RNZ had reported a complaint was being investigated regarding the “apparent withholding” of official information, following the revelation of a previously undisclosed document handed to a senior staffer that should have been captured by the request.
It was also revealed that document was sent to the staffer’s private email.
Prime Minister Christopher Luxon has already announced the Department of Internal Affairs will conduct a review of the former staff member’s IT account to “ensure there are no further documents or meetings relating to the Smith v Fonterra case that should be released”.
Labour justice spokesperson Camilla Belich has written to the Auditor-General requesting the audit, suggesting the Ombudsman and DIA investigations weren’t enough.
“Trust in government depends on New Zealanders being able to see how decisions are made and who is influencing them.
“When records of meetings with corporate lobbyists don’t exist, that trust is undermined,” she said.
Belich referenced the government’s legislation to prevent companies being sued over climate change, and the way lobbying documents from two companies involved in the relevant court case were hand-delivered to PMO, but “were never recorded and never disclosed in response to an OIA request.”
“When Parliament asked Christopher Luxon about it, he said there was ‘no record or recollection’ of those meetings. That is simply not good enough,” she said.
Her request to the Auditor-General asked for a performance audit of PMO, specifically looking at:
- whether the Office has adequate systems, controls, training and assurance arrangements for recording meetings, briefings and other communications with external parties, including private interests and their representatives;
- whether the records maintained by the Office over a defined recent period reflect a complete and accurate account of those meetings, briefings and communications, or whether material engagements, including hand-delivered briefings and communications conducted through private accounts, have gone unrecorded;
- whether the Office is meeting its obligations under the Public Records Act 2005, including in respect of hand-delivered briefings, documents tabled at meetings, and other communications bearing on government decision-making;
- whether the systems supporting the Office’s Official Information Act responses are designed and operated so that information actually held is reliably searched, surfaced and disclosed; and whether the Office’s record-keeping and disclosure practice is commensurate with the integrity expectations Parliament and the public are entitled to hold.

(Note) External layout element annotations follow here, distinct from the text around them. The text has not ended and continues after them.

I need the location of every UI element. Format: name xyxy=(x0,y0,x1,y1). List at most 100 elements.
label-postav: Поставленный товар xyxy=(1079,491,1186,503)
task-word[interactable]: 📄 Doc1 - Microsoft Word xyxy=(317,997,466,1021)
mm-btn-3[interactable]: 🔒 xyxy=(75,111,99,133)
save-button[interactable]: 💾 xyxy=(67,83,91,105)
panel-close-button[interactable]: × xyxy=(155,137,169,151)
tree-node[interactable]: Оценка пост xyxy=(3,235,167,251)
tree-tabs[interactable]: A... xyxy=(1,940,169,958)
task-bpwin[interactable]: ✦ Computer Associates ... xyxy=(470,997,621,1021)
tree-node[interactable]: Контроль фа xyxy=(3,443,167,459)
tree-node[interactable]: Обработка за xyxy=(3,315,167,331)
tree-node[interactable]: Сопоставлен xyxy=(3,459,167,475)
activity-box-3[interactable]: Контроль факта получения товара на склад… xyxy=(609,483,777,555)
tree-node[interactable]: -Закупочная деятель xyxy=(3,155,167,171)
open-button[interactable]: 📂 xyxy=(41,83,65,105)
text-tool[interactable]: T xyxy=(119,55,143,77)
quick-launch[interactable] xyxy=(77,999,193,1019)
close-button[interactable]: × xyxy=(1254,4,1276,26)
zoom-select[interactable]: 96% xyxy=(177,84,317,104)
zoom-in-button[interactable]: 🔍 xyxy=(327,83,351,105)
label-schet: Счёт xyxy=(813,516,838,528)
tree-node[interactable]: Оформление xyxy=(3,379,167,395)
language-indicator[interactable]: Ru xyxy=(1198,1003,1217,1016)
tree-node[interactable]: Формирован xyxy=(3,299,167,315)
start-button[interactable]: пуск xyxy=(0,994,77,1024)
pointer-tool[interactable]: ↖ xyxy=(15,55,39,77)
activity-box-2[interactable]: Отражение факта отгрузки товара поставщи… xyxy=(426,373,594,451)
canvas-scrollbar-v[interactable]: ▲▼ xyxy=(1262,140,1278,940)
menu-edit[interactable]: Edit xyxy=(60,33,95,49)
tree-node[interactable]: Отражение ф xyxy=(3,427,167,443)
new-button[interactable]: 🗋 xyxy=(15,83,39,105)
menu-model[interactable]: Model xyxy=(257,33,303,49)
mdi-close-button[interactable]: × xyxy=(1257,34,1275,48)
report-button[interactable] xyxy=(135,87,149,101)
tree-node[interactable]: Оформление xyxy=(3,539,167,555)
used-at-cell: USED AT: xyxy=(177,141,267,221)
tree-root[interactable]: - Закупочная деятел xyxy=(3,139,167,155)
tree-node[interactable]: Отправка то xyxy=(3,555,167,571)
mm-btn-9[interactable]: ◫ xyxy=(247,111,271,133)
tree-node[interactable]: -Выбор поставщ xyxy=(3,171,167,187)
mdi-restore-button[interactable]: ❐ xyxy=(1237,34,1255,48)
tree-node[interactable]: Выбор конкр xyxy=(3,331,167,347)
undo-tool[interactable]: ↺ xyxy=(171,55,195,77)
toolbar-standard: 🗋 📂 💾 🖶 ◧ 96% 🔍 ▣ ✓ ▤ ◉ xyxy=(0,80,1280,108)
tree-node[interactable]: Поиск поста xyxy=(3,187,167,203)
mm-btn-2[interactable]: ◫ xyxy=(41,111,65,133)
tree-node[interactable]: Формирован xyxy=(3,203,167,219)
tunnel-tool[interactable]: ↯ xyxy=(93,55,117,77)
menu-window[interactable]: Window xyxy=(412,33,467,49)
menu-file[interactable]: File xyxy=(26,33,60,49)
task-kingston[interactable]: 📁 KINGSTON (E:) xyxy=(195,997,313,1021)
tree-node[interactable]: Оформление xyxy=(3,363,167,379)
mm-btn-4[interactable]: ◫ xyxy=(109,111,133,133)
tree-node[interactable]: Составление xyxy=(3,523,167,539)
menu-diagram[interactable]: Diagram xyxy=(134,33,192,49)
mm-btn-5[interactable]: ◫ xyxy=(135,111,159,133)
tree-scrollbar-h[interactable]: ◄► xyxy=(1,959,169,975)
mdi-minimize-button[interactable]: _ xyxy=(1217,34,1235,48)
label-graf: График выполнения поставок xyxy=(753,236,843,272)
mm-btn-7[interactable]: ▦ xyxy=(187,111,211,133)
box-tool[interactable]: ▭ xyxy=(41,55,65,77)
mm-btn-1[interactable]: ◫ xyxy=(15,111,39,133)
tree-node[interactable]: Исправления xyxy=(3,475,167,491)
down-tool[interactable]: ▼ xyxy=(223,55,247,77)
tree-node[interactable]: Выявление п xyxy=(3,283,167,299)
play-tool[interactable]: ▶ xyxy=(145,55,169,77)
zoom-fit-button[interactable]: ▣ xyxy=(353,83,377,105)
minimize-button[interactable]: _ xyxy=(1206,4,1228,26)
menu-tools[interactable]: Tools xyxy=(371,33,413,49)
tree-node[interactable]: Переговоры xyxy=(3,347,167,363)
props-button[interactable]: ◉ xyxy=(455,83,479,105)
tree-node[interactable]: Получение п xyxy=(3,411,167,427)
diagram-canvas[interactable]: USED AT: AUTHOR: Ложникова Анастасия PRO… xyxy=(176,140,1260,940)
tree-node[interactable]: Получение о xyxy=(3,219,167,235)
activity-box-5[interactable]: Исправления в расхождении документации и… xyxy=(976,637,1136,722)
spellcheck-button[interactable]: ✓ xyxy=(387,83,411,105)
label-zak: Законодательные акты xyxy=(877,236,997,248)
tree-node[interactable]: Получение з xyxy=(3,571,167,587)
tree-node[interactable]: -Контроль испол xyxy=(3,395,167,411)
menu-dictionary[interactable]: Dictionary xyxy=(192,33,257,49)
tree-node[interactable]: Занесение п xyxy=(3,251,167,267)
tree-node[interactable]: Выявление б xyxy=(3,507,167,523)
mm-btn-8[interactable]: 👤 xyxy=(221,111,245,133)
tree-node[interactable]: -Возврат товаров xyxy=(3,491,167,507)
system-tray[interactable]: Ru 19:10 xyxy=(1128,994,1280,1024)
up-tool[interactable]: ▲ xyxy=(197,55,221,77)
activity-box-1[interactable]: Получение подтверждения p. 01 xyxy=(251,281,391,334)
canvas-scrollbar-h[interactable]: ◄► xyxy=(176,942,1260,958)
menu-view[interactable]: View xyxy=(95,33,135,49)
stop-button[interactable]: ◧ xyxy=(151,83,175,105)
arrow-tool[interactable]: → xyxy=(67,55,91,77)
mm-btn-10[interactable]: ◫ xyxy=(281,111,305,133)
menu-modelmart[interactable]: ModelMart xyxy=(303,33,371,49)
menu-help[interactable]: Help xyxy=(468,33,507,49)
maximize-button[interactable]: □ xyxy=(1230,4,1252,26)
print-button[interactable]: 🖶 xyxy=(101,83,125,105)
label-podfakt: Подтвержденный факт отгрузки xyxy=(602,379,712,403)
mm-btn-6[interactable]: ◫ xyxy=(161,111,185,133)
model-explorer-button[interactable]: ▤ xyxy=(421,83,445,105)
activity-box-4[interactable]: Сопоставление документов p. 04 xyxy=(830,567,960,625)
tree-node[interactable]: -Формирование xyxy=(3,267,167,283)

She said an audit was necessary because the previously undisclosed document, and the related issues, concern “an office at the apex of executive government, with the seniority of staff support it commands.”
She said the existing inquiries, by the Ombudsman and the Department of Internal Affairs were “valuable” but not “impartial”.
“Neither is positioned to tell Parliament whether the office’s systems for recording, retaining and disclosing its dealings with external parties are sound.
“That assurance is one your office is uniquely placed to provide with the requisite independence.”